Ao decidir, na quarta-feira passada — por nove
votos contra dois —, que os indígenas têm direito à área em disputa na
Ibirama-Laklãnõ, o STF entendeu que, na prática, a tese do "marco
temporal" não existe. Se um determinado grupo entender que um determinado
pedaço de terra era ocupado por seus antepassados, tem todo o direito de reivindicar
sua posse. Por esse critério, um grupo pode se apresentar, por exemplo, como
descendente dos indígenas tamoios, que ocupavam os arredores da Baía de
Guanabara e apoiavam os franceses que invadiram a região no século 16.

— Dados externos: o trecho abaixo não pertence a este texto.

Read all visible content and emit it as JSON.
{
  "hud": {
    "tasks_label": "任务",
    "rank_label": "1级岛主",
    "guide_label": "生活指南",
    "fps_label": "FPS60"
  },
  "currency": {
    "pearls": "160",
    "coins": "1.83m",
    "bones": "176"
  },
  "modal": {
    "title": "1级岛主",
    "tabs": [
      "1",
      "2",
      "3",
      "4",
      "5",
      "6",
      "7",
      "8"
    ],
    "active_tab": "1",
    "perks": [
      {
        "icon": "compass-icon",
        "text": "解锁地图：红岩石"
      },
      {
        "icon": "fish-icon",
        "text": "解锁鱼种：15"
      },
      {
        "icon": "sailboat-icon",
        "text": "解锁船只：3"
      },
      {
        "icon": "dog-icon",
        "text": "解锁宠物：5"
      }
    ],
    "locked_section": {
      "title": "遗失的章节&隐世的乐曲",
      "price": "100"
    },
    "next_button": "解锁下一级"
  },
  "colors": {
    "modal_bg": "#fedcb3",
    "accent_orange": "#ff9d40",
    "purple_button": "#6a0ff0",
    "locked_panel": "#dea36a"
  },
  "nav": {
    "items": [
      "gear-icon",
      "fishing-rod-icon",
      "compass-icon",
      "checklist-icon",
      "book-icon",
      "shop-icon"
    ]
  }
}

Os tamoios foram expulsos de suas terras tradicionais
pelos temiminós liderados pelo cacique Arariboia — que viviam na região onde
hoje é Niterói. Eles apoiavam os portugueses nas batalhas do século 16 que
resultaram na fundação da cidade do Rio de Janeiro por Estácio de Sá em 1565.
Os descendentes dos tamoios poderão, esse caso, mover um processo para
reivindicar a posse de tudo o que existe entre a Vieira Souto e a Lagoa Rodrigo
de Freitas. Já no que aconteceria se eles ganharem a causa?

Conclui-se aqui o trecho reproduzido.